I'm new to algebraic topology -- sorry if this is a silly question or covered in some obvious place. I didn't find it in Hatcher or other questions on this site.
What I get so far: Consider an $n$-dimensional CW complex $X$ with skeletons $\{X^{k}\}_{k = 0}^n$, a $k$-cell $\sigma$ of $X$, and a $k - 1$-cell $\tau$. The incidence number between $\sigma$ and $\tau$, which I'll write as $[\sigma, \tau]$, is defined as the topological degree of the attaching map $\varphi : \tau \to \partial\sigma$. Let $\{\mathscr{C}_k\}_{k = 0}^n$ be the chain modules on $X$, i.e. the formal integer linear combinations of $k$-cells; if we agree to also write "$\sigma$" for the $k$-chain $1\cdot\sigma$, then we can write
$$\partial\sigma = \sum_{\tau \in X^{k - 1}}[\sigma, \tau]\tau.$$
We can then extend this by $\mathbb{Z}$-linearity to define the boundary operators $\partial : \mathscr{C}_k \to \mathscr{C}_{k - 1}$. Assuming the complex has a finite number of cells, we can represent the boundary operators as sparse matrices with integer entries, which makes it possible to compute homology algorithmically.
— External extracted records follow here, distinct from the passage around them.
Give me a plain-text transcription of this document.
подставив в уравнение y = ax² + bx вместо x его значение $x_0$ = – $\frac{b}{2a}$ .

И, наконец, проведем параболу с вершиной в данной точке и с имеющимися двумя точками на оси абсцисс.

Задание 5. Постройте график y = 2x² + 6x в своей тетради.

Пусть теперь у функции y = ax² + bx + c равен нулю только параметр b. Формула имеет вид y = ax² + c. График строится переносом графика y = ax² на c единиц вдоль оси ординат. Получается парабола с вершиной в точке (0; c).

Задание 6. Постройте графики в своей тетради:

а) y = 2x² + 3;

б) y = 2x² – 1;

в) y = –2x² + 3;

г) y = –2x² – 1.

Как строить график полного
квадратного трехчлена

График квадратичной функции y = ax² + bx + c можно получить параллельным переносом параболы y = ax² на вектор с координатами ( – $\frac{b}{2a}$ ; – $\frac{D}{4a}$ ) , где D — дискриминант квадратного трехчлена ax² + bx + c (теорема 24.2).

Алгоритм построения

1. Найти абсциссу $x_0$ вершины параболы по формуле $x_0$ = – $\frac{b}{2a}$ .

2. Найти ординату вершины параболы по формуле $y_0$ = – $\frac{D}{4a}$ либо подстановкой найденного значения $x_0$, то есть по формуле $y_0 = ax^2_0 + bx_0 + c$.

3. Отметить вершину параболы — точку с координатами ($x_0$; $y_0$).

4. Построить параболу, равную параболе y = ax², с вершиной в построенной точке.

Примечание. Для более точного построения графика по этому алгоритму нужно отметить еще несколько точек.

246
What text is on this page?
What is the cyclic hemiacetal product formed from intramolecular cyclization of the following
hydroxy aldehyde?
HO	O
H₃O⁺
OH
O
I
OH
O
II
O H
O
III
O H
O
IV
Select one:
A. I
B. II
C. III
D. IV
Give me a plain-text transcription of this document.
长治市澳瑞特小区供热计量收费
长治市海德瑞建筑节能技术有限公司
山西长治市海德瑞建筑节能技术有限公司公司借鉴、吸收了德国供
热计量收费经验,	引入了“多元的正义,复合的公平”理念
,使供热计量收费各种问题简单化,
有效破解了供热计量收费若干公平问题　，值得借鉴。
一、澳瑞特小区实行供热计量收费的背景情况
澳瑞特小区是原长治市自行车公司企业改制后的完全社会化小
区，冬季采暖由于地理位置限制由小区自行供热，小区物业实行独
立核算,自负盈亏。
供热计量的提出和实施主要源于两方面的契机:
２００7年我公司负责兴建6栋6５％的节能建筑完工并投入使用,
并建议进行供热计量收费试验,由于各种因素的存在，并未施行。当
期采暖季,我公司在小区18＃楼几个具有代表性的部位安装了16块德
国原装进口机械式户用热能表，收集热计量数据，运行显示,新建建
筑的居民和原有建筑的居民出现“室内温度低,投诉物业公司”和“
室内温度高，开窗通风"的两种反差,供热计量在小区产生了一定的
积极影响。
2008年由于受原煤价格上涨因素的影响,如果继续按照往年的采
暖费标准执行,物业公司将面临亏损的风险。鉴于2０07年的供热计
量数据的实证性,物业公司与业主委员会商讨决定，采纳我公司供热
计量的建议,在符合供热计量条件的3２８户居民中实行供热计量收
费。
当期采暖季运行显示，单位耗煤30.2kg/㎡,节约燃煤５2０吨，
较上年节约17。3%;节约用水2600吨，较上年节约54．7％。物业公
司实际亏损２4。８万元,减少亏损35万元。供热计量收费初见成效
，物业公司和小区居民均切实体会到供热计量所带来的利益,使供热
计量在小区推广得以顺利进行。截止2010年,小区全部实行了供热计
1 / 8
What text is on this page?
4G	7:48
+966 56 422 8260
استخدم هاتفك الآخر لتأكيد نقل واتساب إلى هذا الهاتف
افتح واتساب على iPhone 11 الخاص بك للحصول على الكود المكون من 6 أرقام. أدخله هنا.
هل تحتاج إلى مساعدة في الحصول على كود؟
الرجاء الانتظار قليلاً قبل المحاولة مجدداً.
The incidence numbers between cells can, in principle, take arbitrary integer values. Nonetheless, most examples that you might come up with by hand will have all incidence numbers be either -1, 0, or +1.
My question: Given a CW complex $X$ with incidence numbers of arbitrary magnitude, is there an equivalent complex with all incidence numbers between -1 and +1? Does the answer change if by "equivalent" I mean homeomorphic vs homotopy-equivalent? Alternatively, are there reasonable, finite complexes that you can only represent using attaching maps of higher degree?
Reason for asking: if you compute homology or generally mess about with CW complexes algorithmically, it's pretty nice if you can assume all the matrix entries are between -1 and +1. For starters, it means you can do some compression on the data type; you can use 2-bit integers instead of 32-bit.